Hopefully the same question hasn't already been answered (I looked but could not find).

I have a list of partial strings:

date_parts = ['/Year', '/Month', '/Day',....etc. ]

and I have a string. E.g.

string1 = "Tag01/Source 01/Start/Year"

or

string1 = "Tag01/Source 01/Volume"

What is the most efficient way, apart from using a for loop, to check if any of the date_parts strings are contained within the string?

For info, string1 in reality is actually another list of many strings and I would like to remove any of these strings that contain a string within the date_parts list.

blhsing
  • 91,368
  • 6
  • 71
  • 106
njminchin
  • 408
  • 3
  • 13
  • Possible duplicate of [Check if multiple strings exist in another string](https://stackoverflow.com/questions/3389574/check-if-multiple-strings-exist-in-another-string) – blhsing Feb 28 '19 at 05:06
  • 1
    Thanks blhsing, I actually saw that one but the title didn't draw me in.
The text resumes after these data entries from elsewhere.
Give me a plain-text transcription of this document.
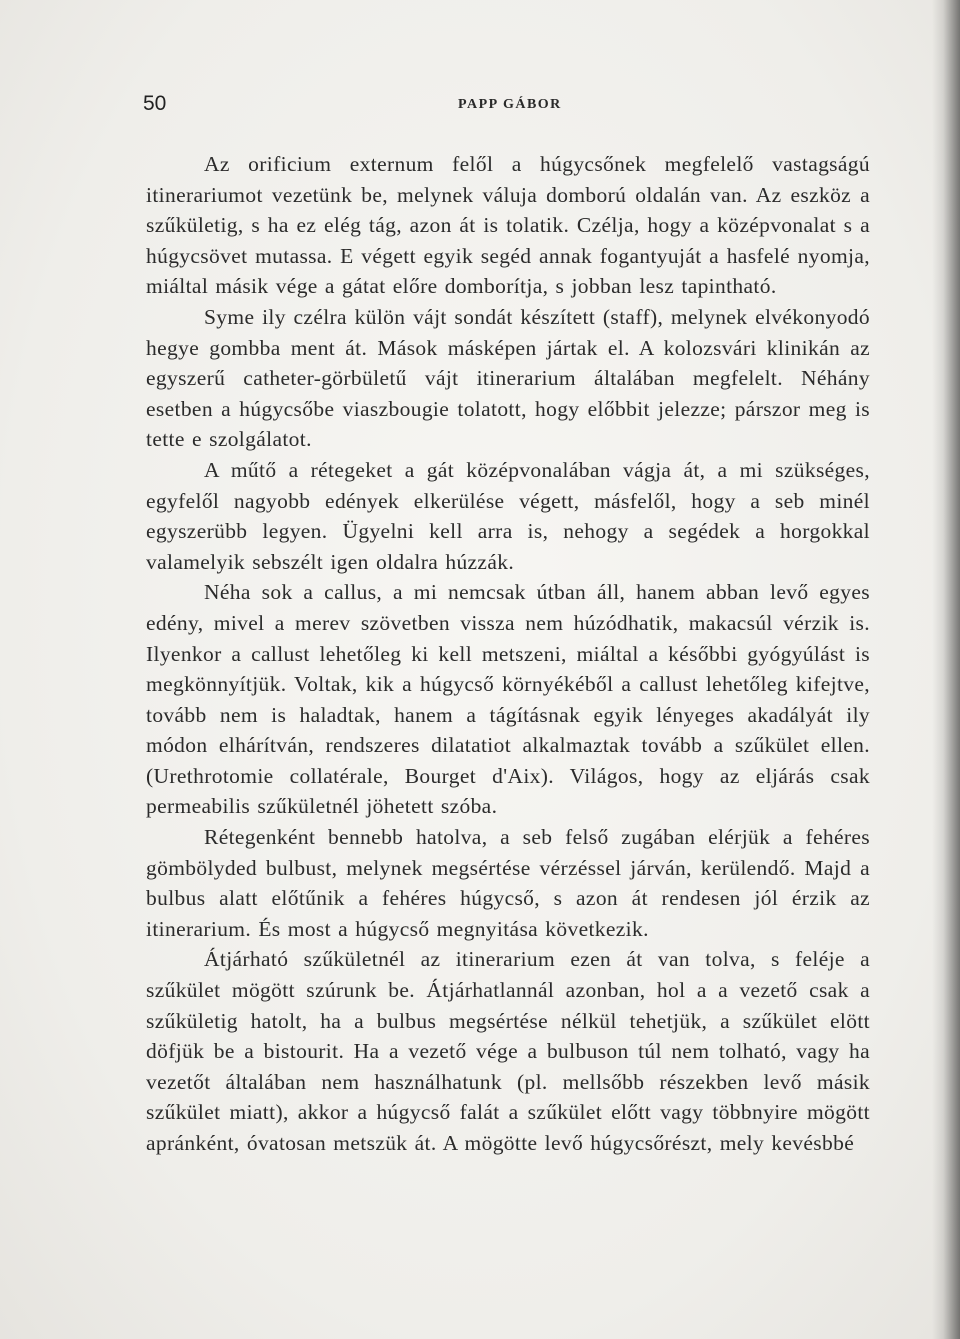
50	PAPP GÁBOR

Az orificium externum felől a húgycsőnek megfelelő vastagságú itinerariumot vezetünk be, melynek váluja domború oldalán van. Az eszköz a szűkületig, s ha ez elég tág, azon át is tolatik. Czélja, hogy a középvonalat s a húgycsövet mutassa. E végett egyik segéd annak fogantyuját a hasfelé nyomja, miáltal másik vége a gátat előre domborítja, s jobban lesz tapintható.

Syme ily czélra külön vájt sondát készített (staff), melynek elvékonyodó hegye gombba ment át. Mások másképen jártak el. A kolozsvári klinikán az egyszerű catheter-görbületű vájt itinerarium általában megfelelt. Néhány esetben a húgycsőbe viaszbougie tolatott, hogy előbbit jelezze; párszor meg is tette e szolgálatot.

A műtő a rétegeket a gát középvonalában vágja át, a mi szükséges, egyfelől nagyobb edények elkerülése végett, másfelől, hogy a seb minél egyszerübb legyen. Ügyelni kell arra is, nehogy a segédek a horgokkal valamelyik sebszélt igen oldalra húzzák.

Néha sok a callus, a mi nemcsak útban áll, hanem abban levő egyes edény, mivel a merev szövetben vissza nem húzódhatik, makacsúl vérzik is. Ilyenkor a callust lehetőleg ki kell metszeni, miáltal a későbbi gyógyúlást is megkönnyítjük. Voltak, kik a húgycső környékéből a callust lehetőleg kifejtve, tovább nem is haladtak, hanem a tágításnak egyik lényeges akadályát ily módon elhárítván, rendszeres dilatatiot alkalmaztak tovább a szűkület ellen. (Urethrotomie collatérale, Bourget d'Aix). Világos, hogy az eljárás csak permeabilis szűkületnél jöhetett szóba.

Rétegenként bennebb hatolva, a seb felső zugában elérjük a fehéres gömbölyded bulbust, melynek megsértése vérzéssel járván, kerülendő. Majd a bulbus alatt előtűnik a fehéres húgycső, s azon át rendesen jól érzik az itinerarium. És most a húgycső megnyitása következik.

Átjárható szűkületnél az itinerarium ezen át van tolva, s feléje a szűkület mögött szúrunk be. Átjárhatlannál azonban, hol a a vezető csak a szűkületig hatolt, ha a bulbus megsértése nélkül tehetjük, a szűkület elött döfjük be a bistourit. Ha a vezető vége a bulbuson túl nem tolható, vagy ha vezetőt általában nem használhatunk (pl. mellsőbb részekben levő másik szűkület miatt), akkor a húgycső falát a szűkület előtt vagy többnyire mögött apránként, óvatosan metszük át. A mögötte levő húgycsőrészt, mely kevésbbé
Looks like it's got the 'any' answer, however I like the regex answer as well :) – njminchin Feb 28 '19 at 08:35

2 Answers2

1

You can use the any function with a list comprehension. It should be a little faster than a for loop.
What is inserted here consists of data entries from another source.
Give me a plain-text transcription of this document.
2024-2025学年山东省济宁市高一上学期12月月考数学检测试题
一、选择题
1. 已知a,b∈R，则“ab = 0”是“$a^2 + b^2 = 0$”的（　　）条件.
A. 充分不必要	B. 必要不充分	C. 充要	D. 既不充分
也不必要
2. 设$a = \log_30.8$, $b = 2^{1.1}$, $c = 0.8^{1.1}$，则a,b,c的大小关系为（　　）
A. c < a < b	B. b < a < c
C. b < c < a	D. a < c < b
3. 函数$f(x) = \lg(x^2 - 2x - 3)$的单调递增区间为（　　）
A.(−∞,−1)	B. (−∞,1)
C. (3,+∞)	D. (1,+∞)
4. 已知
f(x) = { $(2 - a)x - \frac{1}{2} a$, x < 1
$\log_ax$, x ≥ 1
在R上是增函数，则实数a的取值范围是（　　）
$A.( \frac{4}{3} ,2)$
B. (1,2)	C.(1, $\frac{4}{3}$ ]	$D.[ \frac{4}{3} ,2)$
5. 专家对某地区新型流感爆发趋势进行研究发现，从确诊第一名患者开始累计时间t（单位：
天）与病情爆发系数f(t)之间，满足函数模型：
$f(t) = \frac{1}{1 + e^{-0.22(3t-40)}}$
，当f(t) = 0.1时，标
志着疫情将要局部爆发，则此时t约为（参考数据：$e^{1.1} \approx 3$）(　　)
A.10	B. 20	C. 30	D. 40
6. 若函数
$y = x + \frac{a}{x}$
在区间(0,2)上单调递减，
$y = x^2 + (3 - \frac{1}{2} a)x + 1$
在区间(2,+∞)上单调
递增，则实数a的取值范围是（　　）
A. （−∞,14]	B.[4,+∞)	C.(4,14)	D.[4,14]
For one string, you can test like this:

any(p in string1 for p in date_parts)

If strings is a list of many strings you want to check, you could do this:

unmatched = [s for s in strings if not any(p in s for p in date_parts)]

or

unmatched = [s for s in strings if all(p not in s for p in date_parts)]
Matthias Fripp
  • 17,670
  • 5
  • 28
  • 45
  • thanks for the reply! I would mark this as an answer along with glich's but only one answer.. the any method was marked as the answer in the post blhsing linked, so I gave the answer to regex in mine. cheers! – njminchin Feb 28 '19 at 08:38
  • No worries! If you really care about speed, you could try the [Aho-Corasick Algorithm](http://en.wikipedia.org/wiki/Aho%E2%80%93Corasick_string_matching_algorithm) mentioned in the duplicate question thread. I’d be interested to see how it compares to regex. Both should be faster than `any`, but sometimes simplicity is better than speed. – Matthias Fripp Mar 01 '19 at 04:05
1

Compile a regex from the partial strings. Use re.escape() in case they contain control characters in the regex language.

import re
date_parts = ['/Year', '/Month', '/Day']
pattern = re.compile('|'.join(re.escape(s) for s in date_parts))

Then use re.search() to see if it matches.

string1 = "Tag01/Source 01/Start/Year"
re.search(pattern, string1)

The regex engine is probably faster than a native Python loop.


For your particular use case, consider concatenating all the strings, like

all_string = '\n'.join(strings+[''])

Then you can do them all at once in a single call to the regex engine.

pattern = '|'.join(f'.*{re.escape(s)}.*\n' for s in date_parts)
strings = re.sub(pattern, '', all_string).split('\n')[:-1]

Of course, this assumes that none of your strings has a '\n'. You could pick some other character that's not in your strings to join and split on if necessary. '\f', for example, should be pretty rare. Here's how you might do it with '@'.

all_string = '@'.join(strings+[''])
pattern = '|'.join(f'[^@]*{re.escape(s)}[^@]*@' for s in date_parts)
strings = re.sub(pattern, '', all_string).split('@')[:-1]

If that's still not fast enough, you could try a faster regex engine, like rure.

gilch
  • 10,813
  • 1
  • 23
  • 28